These Companies Have a Formula for Success
Mark is a member of The Motley Fool Blog Network -- entries represent the personal opinion of the blogger and are not formally edited.
As populations grow and as food safety concerns increase, parents are being very selective about the infant baby formulas they buy. Infant formula is manufactured and designed for feeding of babies under 12 months of age.
In China there is a very strong demand for brand-name baby formula after tainted formula from a Chinese manufacturer left 6 babies dead and over 300,000 suffering from adverse effects. The result is strong demand for the products of three companies in particular, making them attractive in the long-run.
A favorite of Steve Mandel
Billionaire Steve Mandel's Lone Pine Capital is a fan of Mead Johnson Nutrition (NYSE: MJN). His firm owns just over 7 million shares worth $555 million. Mead Johnson used to be part of Bristol-Myers Squibb but was spun-off in 2009. The company's flagship product is Enfamil, which commands almost 12% of the worldwide market for infant formula. Mead Johnson has approximately 70 different pediatric nutrition products that are sold in 50 countries across the globe.
What I like about Mead Johnson is that the company has a strong position in the infant formula market. The company has developed products across the board for any and all infant formula needs. For instance, if a baby is born premature or has a low birth weight, Mead Johnson has an infant formula to target that issue. By having such a broad product line, Mead Johnson is able to generate tremendous brand loyalty.
Two items concern me about Mead Johnson. For one, a new regulation went into effect on March 1 limiting the exports of infant formula from Hong Kong into China. Sales growth in the first quarter for Latin America and Asia came in at 7% compared to only 1% growth in North America and Europe. Those export limitations will likely affect next quarter's numbers. Second, any slowdown in revenues will hit the stock considering that the current P/E of 27 is quite lofty. Investors need to keep in mind that the stock is priced for continued growth.
A more diversified play
Abbott Laboratories (NYSE: ABT) is the number one pediatric nutrition company in the United States. The company also makes formulas for adults with an emphasis on healthy living and therapeutic nutrition. In January of this year Abbott spun-off its pharmaceutical business into a new company called AbbVie. The primary driver for growth now at Abbott is its nutritional business.
What I like about Abbott Laboratories is that CEO Miles White has positioned the company to capitalize on the growth in Asia. He has spent hundreds of millions of dollars on new manufacturing and research plants in the region. In the first quarter, emerging market sales were 40% of Abbott's business. The company forecasts emerging markets to make up half of all sales within the next few years.
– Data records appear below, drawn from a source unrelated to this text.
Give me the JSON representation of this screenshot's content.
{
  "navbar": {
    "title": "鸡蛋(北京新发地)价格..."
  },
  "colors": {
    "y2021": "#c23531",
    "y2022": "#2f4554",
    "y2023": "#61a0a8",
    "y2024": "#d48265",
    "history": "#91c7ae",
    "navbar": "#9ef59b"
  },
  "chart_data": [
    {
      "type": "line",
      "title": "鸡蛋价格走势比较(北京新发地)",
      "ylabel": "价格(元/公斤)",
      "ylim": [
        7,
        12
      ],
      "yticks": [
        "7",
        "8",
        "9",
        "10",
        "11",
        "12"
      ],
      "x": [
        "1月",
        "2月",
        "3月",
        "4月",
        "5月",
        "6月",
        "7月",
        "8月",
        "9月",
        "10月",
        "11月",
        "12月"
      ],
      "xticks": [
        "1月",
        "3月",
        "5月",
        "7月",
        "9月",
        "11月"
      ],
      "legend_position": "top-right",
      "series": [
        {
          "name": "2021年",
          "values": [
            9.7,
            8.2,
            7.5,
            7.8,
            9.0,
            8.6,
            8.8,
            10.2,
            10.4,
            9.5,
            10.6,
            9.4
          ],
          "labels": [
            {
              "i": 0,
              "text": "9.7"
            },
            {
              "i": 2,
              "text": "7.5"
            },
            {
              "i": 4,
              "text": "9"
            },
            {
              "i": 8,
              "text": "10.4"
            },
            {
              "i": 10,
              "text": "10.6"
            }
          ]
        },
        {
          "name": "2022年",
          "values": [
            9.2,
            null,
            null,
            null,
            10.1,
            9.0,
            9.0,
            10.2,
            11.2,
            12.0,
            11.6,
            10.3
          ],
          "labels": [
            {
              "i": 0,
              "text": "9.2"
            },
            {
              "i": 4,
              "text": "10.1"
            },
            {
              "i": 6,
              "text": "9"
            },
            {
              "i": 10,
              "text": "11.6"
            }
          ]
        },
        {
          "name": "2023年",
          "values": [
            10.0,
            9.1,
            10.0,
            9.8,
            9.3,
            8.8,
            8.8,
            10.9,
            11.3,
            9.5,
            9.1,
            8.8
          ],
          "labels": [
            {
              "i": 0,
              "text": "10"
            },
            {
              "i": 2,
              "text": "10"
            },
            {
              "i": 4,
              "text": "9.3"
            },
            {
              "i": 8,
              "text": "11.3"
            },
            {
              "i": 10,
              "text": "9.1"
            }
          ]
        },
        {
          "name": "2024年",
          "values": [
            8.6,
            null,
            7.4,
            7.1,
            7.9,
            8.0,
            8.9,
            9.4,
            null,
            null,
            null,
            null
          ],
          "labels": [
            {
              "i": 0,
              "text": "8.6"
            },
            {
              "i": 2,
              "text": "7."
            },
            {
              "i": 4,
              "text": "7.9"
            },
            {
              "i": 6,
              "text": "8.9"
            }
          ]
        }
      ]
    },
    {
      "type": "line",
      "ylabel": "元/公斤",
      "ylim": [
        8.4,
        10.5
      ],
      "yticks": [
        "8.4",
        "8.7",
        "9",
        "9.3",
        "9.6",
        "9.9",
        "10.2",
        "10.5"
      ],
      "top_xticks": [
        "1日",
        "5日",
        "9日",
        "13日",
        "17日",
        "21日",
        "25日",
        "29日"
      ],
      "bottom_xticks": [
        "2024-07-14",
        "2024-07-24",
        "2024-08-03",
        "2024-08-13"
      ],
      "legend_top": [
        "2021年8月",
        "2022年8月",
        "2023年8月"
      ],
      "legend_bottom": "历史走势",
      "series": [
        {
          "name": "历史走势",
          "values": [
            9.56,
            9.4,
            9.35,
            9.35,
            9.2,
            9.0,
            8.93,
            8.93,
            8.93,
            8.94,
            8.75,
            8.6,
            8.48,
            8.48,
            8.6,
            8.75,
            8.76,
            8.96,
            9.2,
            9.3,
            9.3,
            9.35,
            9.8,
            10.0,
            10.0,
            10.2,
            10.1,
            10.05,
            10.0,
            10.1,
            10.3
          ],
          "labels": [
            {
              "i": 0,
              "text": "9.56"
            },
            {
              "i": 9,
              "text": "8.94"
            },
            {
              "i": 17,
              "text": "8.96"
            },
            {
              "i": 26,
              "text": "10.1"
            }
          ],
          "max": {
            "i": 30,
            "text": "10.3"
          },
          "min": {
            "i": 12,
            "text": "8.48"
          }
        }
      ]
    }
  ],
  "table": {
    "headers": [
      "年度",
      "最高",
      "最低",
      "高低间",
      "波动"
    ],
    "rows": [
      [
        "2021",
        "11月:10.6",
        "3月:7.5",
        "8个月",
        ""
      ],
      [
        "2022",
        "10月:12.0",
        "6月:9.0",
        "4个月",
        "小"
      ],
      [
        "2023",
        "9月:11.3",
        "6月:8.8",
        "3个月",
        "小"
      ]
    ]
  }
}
What concerns me about Abbott Laboratories is that the company may still be too diversified, even after it spun-off most of its pharmaceutical business. The company still produces some pharmaceuticals and is in the medical device and diagnostic testing business. This explains why the stock trades at a Price/Earnings (P/E) multiple of 11. It's a value play because of all the other businesses. The fast-growing nutritional business is the driver for growth, but is being held back by the other more mature businesses.
An aggressive French company
Danone (NASDAQOTH: DANOY.PK) is a French foods multinational that is best known for its Dannon yogurt and Evian water. But the driver for growth is the company's baby nutrition business with revenues growing 15% last year. This division now accounts for 20% of all sales.
Danone is expanding into the U.S. baby food market with its planned acquisition of organic baby food maker Happy Family. Danone's prior focus was on Europe and emerging markets. This acquisition will give Danone a 4% share of the U.S. market. What I like about this acquisition is that it's in the organic space where margins are higher. It gets Danone into the U.S. market with a niche baby food product that has room to grow with Danone's marketing and distribution muscle.
Danone's Dumex is the leading baby food formula brand in China. The company doesn't have to worry about importing from Hong Kong because it manufactures its formula in China. During the infant baby formula scare in China in 2008, Danone went to great lengths to assure Chinese consumers that its factories in China had higher safety standards than even its plants in Europe. As a result, Chinese consumers have been loyal buyers of Dumex infant formula.
Where infant formula makers have the most to gain is in China, particularly if China relaxes its one-child policy. China's infant formula market is expected to grow to $25 billion by 2017 as more mothers enter the workforce and have less time to breastfeed. This will benefit the brand-name infant formula makers Mead Johnson, Abbott Laboratories, and Danone.